Many experts predict that travel demand will eventually come back even stronger than it was before the pandemic. This leaves Canada’s aviation sector vulnerable and unprepared to deal with increased demand in an environment where the travel industry is fundamentally different than it was two years ago, threatening to limit its growth and reduce its competitiveness.
The reality is that the airline industry has been forever disrupted by the pandemic and its future will likely be more unstable and uncertain than ever. This requires increased adaptability and responsiveness from industry and government. It is perhaps not unfair to say that the federal government’s slow response during the pandemic to provide the industry with meaningful assistance has only exacerbated the consequences on the aviation sector itself. even and also on our economy. Now that the industry is looking towards post-COVID recovery, there is no time to waste.
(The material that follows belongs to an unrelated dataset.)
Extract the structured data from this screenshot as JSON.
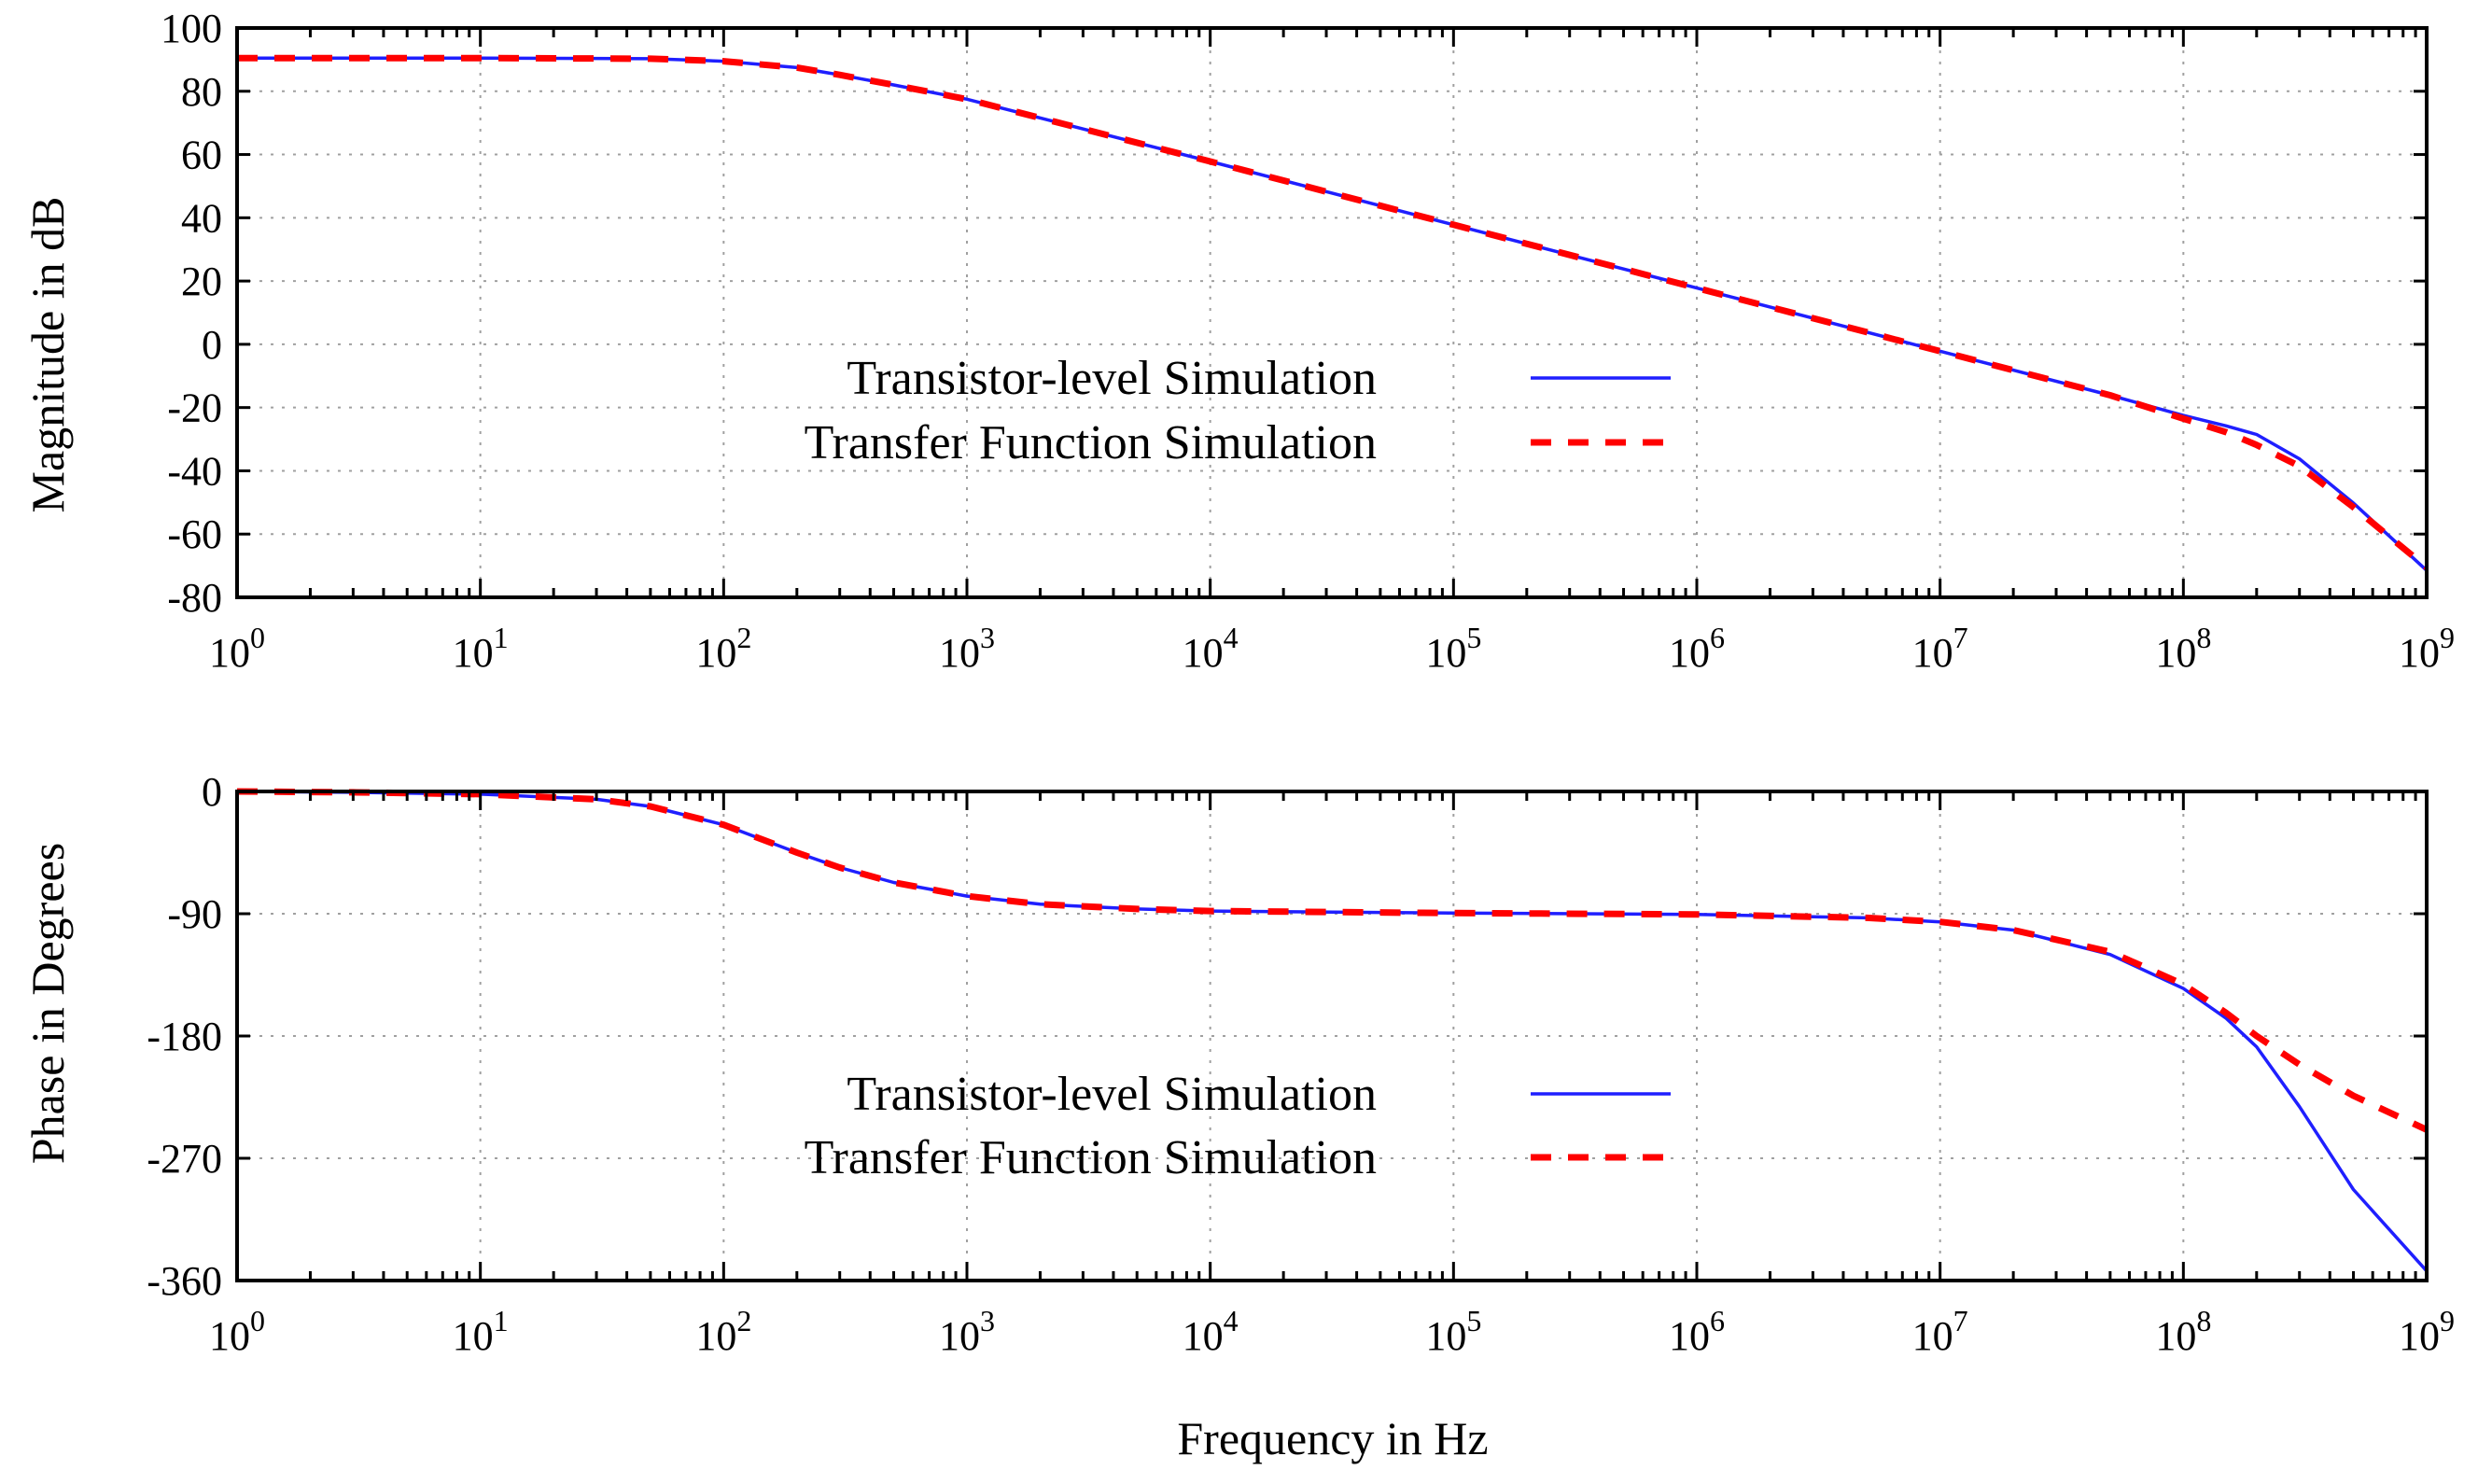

It is imperative that the aviation industry has the freedom and flexibility to reform in this time of crisis. Now is an opportunity for the government to do what it has not done before and take bold and quick steps towards reforms that encourage innovation and tackle the barriers that hinder business operations and the competitiveness of the industry. If the government was unwilling to seize this opportunity, it would do well to step aside and allow aviation to work on industry-led reforms as quickly as possible. Any further delay risks jeopardizing a vital part of our national infrastructure and our economy.
Senator Leo Housakos represents the division of Wellington in Quebec. He is president of Senate Transportation and Communications Committee.
This article appeared in the April 4, 2022 edition of hill time.